The Bishop of Angola – The Rt. Revd. Andre Soares’ recent visit to the UK in early July 2016 and his address to the MANNA AGM has shed light on the huge difficulties facing many Angolans that have worsened over the last year. Since the fall of petrol prices, Angola has fallen into a deep financial and health crisis. The Angolan Kwanza lost more than 35 percent of its value compared to the dollar in just one year and this crisis threatens the impoverished country’s already fragile stability. In terms of health, Angola ranks worst in the world in terms of infant death rate, with 167 deaths for every 1,000 births, according to the United Nations.

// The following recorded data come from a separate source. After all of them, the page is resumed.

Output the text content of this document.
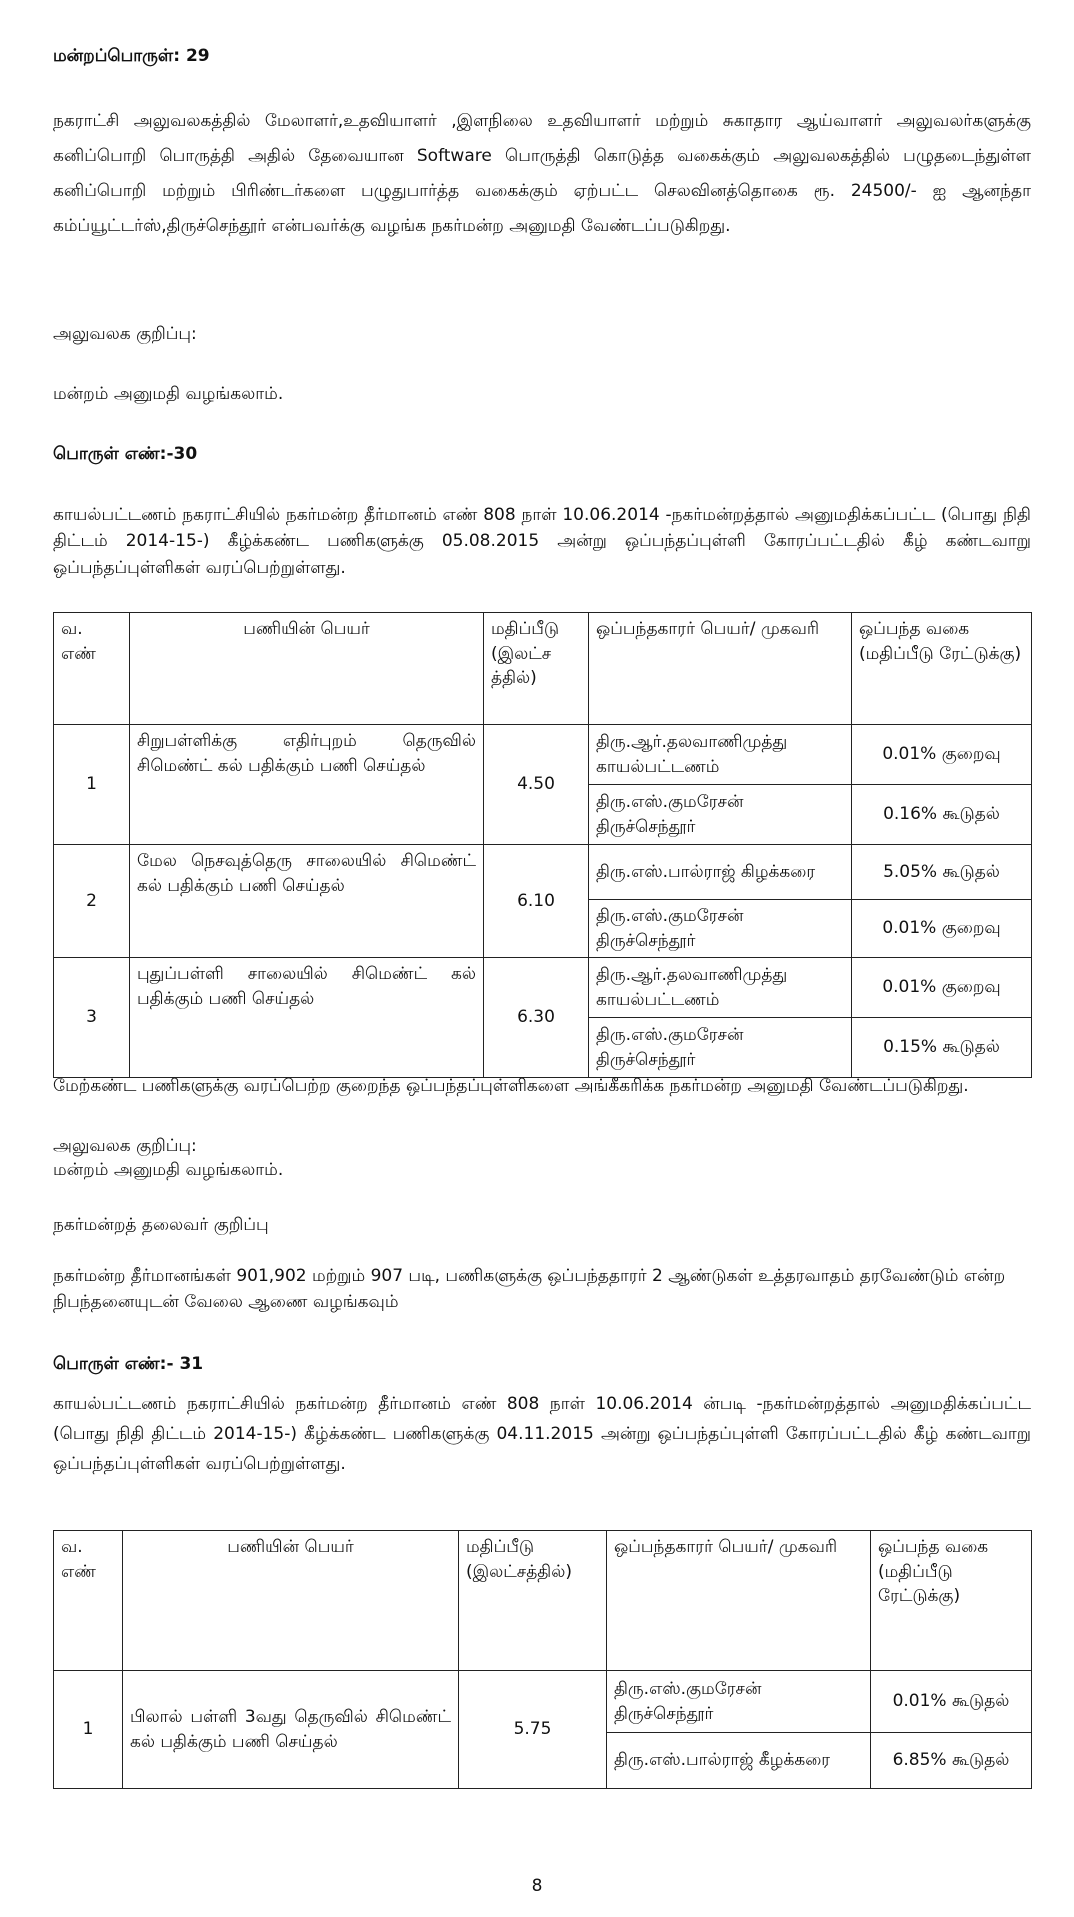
மன்றப்பொருள்: 29
நகராட்சி அலுவலகத்தில் மேலாளர்,உதவியாளர் ,இளநிலை உதவியாளர் மற்றும் சுகாதார ஆய்வாளர் அலுவலர்களுக்கு கனிப்பொறி பொருத்தி அதில் தேவையான Software பொருத்தி கொடுத்த வகைக்கும் அலுவலகத்தில் பழுதடைந்துள்ள கனிப்பொறி மற்றும் பிரிண்டர்களை பழுதுபார்த்த வகைக்கும் ஏற்பட்ட செலவினத்தொகை ரூ. 24500/- ஐ ஆனந்தா கம்ப்யூட்டர்ஸ்,திருச்செந்தூர் என்பவர்க்கு வழங்க நகர்மன்ற அனுமதி வேண்டப்படுகிறது.
அலுவலக குறிப்பு:
மன்றம் அனுமதி வழங்கலாம்.
பொருள் எண்:-30
காயல்பட்டணம் நகராட்சியில் நகர்மன்ற தீர்மானம் எண் 808 நாள் 10.06.2014 -நகர்மன்றத்தால் அனுமதிக்கப்பட்ட (பொது நிதி திட்டம் 2014-15-) கீழ்க்கண்ட பணிகளுக்கு 05.08.2015 அன்று ஒப்பந்தப்புள்ளி கோரப்பட்டதில் கீழ் கண்டவாறு ஒப்பந்தப்புள்ளிகள் வரப்பெற்றுள்ளது.
வ. எண்	பணியின் பெயர்	மதிப்பீடு (இலட்ச த்தில்)	ஒப்பந்தகாரர் பெயர்/ முகவரி	ஒப்பந்த வகை (மதிப்பீடு ரேட்டுக்கு)
1	சிறுபள்ளிக்கு எதிர்புறம் தெருவில் சிமெண்ட் கல் பதிக்கும் பணி செய்தல்	4.50	திரு.ஆர்.தலவாணிமுத்து காயல்பட்டணம்	0.01% குறைவு
			திரு.எஸ்.குமரேசன் திருச்செந்தூர்	0.16% கூடுதல்
2	மேல நெசவுத்தெரு சாலையில் சிமெண்ட் கல் பதிக்கும் பணி செய்தல்	6.10	திரு.எஸ்.பால்ராஜ் கிழக்கரை	5.05% கூடுதல்
			திரு.எஸ்.குமரேசன் திருச்செந்தூர்	0.01% குறைவு
3	புதுப்பள்ளி சாலையில் சிமெண்ட் கல் பதிக்கும் பணி செய்தல்	6.30	திரு.ஆர்.தலவாணிமுத்து காயல்பட்டணம்	0.01% குறைவு
			திரு.எஸ்.குமரேசன் திருச்செந்தூர்	0.15% கூடுதல்
மேற்கண்ட பணிகளுக்கு வரப்பெற்ற குறைந்த ஒப்பந்தப்புள்ளிகளை அங்கீகரிக்க நகர்மன்ற அனுமதி வேண்டப்படுகிறது.
அலுவலக குறிப்பு:
மன்றம் அனுமதி வழங்கலாம்.
நகர்மன்றத் தலைவர் குறிப்பு
நகர்மன்ற தீர்மானங்கள் 901,902 மற்றும் 907 படி, பணிகளுக்கு ஒப்பந்ததாரர் 2 ஆண்டுகள் உத்தரவாதம் தரவேண்டும் என்ற நிபந்தனையுடன் வேலை ஆணை வழங்கவும்
பொருள் எண்:- 31
காயல்பட்டணம் நகராட்சியில் நகர்மன்ற தீர்மானம் எண் 808 நாள் 10.06.2014 ன்படி -நகர்மன்றத்தால் அனுமதிக்கப்பட்ட (பொது நிதி திட்டம் 2014-15-) கீழ்க்கண்ட பணிகளுக்கு 04.11.2015 அன்று ஒப்பந்தப்புள்ளி கோரப்பட்டதில் கீழ் கண்டவாறு ஒப்பந்தப்புள்ளிகள் வரப்பெற்றுள்ளது.
வ. எண்	பணியின் பெயர்	மதிப்பீடு (இலட்சத்தில்)	ஒப்பந்தகாரர் பெயர்/ முகவரி	ஒப்பந்த வகை (மதிப்பீடு ரேட்டுக்கு)
1	பிலால் பள்ளி 3வது தெருவில் சிமெண்ட் கல் பதிக்கும் பணி செய்தல்	5.75	திரு.எஸ்.குமரேசன் திருச்செந்தூர்	0.01% கூடுதல்
			திரு.எஸ்.பால்ராஜ் கீழக்கரை	6.85% கூடுதல்
8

With crisis, rubbish is piling up everywhere in Angola’s sprawling capital Luanda, while yellow fever ravages the country – killing an estimated 250 people since December – residents now fear that these unsanitary conditions could further spread disease. Since mid-2015, mountains of rubbish have piled up across the city, home to some 6.5 million residents. With the city teetering on the verge of a health catastrophe. Meanwhile, Angola’s government has appointed a new governor in Luanda province, General Higino Carneiro, to oversee the process of cleaning up the city’s streets. One of his first moves was to announce the creation of an ‘urban command post’ to fight the trash crisis. He also warned that if the situation worsens, he may be forced to declare a ‘sanitary catastrophe’ in the city. WHO has taken urgent action to contain this outbreak, working with the Angolan Ministry of Health and partners to vaccinate people in the affected provinces.
As of 24 March 2016, WHO and partners have vaccinated 5.7 million people in Luanda against yellow fever using vaccines from the International Coordination Group emergency stockpile. Whilst concerted efforts are being made to stop the outbreak, there is a global vaccine shortage, with the emergency stockpile completely depleted. An additional 1.4 million doses are needed to vaccinate the population at risk in Luanda province alone.
In October 2016, the Anglican church in Angola shall have a conference to discuss the role the churches can play in the fight of malaria and sanitary issues led by the Christian’s Council of Churches of Angola. With 57,000 adults members, more than 60 priests, 17 deacons & several catechists leading 54 parishes, 128 congregations and 12 primary schools, the church’s role is vital to bring about change within this current crisis. MANNA’s and ALMA’s support of the Diocese of Angola, enabling it to function and grow is also key.